Dal “Corriere del Mezzogiorno” dell’11/10/08
Gli atenei chiedono più occupazione, le imprese rispondono con più formazione e meno sprechi: la parola d’ordine è “disarticolare” e a pronunciarla con veemenza è stato il vicepresidente nazionale degli industriali con delega all’Education, Gianfelice Rocca. Dopo i rilievi nei mesi scorsi del rapporto di Bankitalia, in Puglia si è acceso il dibattito sulla qualità dei servizi offerti da scuole ed università.
Se è vero come è vero che la padronanza totale della lingua inglese, che invero dovrebbe diventare addirittura la prima lingua, accanto ad un’internazionalizzazione più marcata, rappresentano l’indiscussa ricetta per non naufragare nel prossimo decennio, è anche vero che non si può dimenticare che il 70% dei laureati baresi (dati del sondaggio Almalaurea) ripeterebbe il medesimo corso di laurea, o al massimo ne sceglierebbe uno simile, ma sempre all’interno dell’Ateneo di Bari. E’un dato che deve far riflettere, vuol dire che la nostra Università vale ancora qualcosa, al pari di altre, che magari hanno dalla loro una migliore qualità della vita per merito di trasporti e spazi verdi.

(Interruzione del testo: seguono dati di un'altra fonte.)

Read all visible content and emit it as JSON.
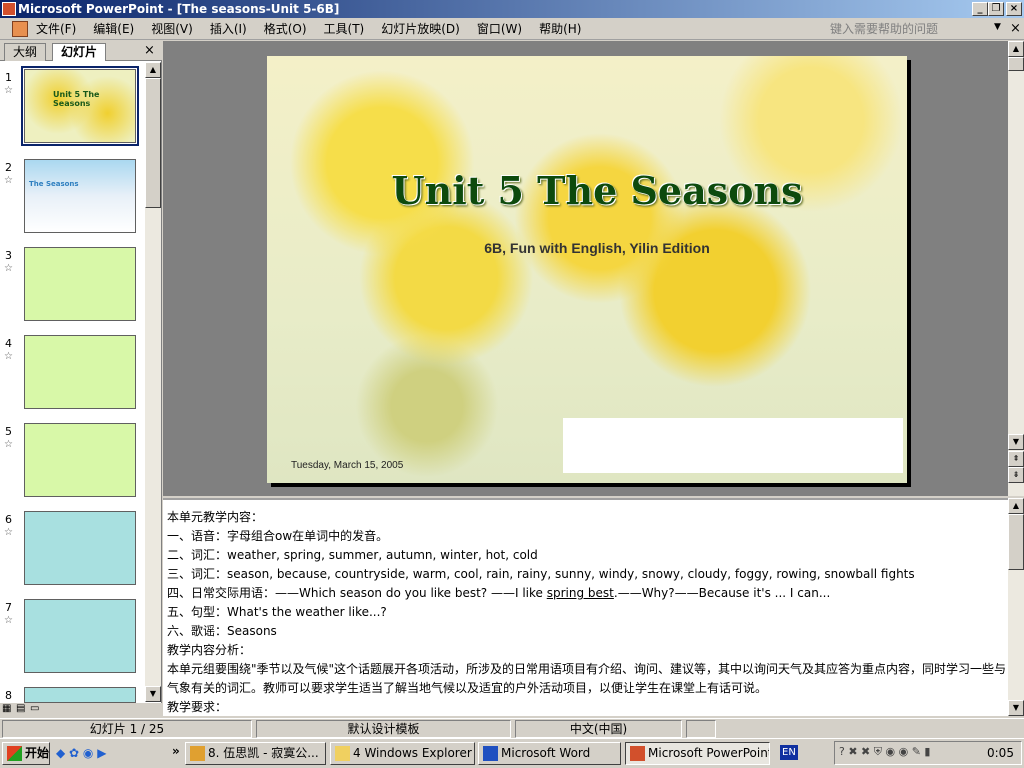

Il messaggio è: niente disfattismi. Le difficoltà ci sono e nessuno è così miope da nascondere la testa sotto la terra. Il riferimento è ai parametri di valutazione degli atenei, materia al centro della contesa: se si premia un’Università con finanziamenti corposi in base al numero degli iscritti e a quello dei laureati, si commette un grave errore perché si trascura la qualità dell’insegnamento e si bada solo a fare cassa, mortificando corpo docenti e valenza delle materie. Nulla vieterebbe ad un’università qualsiasi di far laureare un elevato numero di studenti in poco tempo.
Di contro sarebbe utile una riduzione della burocrazia e degli sprechi madornali. Due facce della stessa medaglia al fine di fare chiarezza sulla materia e allo scopo di cercare di interpretare il delicato momento economico- formativo nazionale e locale.
C’è un dato utile con il quale confrontarsi: secondo una delle maggiori banche d’affari mondiali, Goldman Sachs, tra dieci anni il reddito di un cittadino italiano sarà il 50% di uno del Regno Unito e il 30% di uno messicano: numeri da brividi, che fotografano perfettamente il momento critico che in verità dura da quindici anni e che, non bisogna dimenticare, ci vede deficitari sin dal ‘500, quando perdemmo il treno dello sviluppo delle Americhe, al contrario di Francia ed Inghilterra.
Ma come uscire da questa empasse?
Servirebbero meno laureati in scienze della comunicazione e più in materie scientifiche e matematiche, dice qualcuno, ma paradossalmente va osservato anche che molti atenei italiani sono stati costretti ad accendere mutui per pagare gli stipendi. Contabilità e sfruttamento delle risorse sono certamente all’ordine del giorno nell’agenda di governo ed enti locali, ma chi pensa alla forza lavoro?
Una proposta interessante è venuta da Confindustria, che ha dettato una sorta di decalogo: offrire collaborazione fattiva a quei rettori e a quei presidi realmente intenzionati a cambiare, ma con lo sguardo rivolto sempre alla qualità.
Il riferimento non è ai curricula, ma alla capacità di sviluppare un rapporto armonico tra sistema industriale ed il mondo universitario-scolastico, la vera chiave di volta per affrontare le sfide occupazionali di oggi e di domani.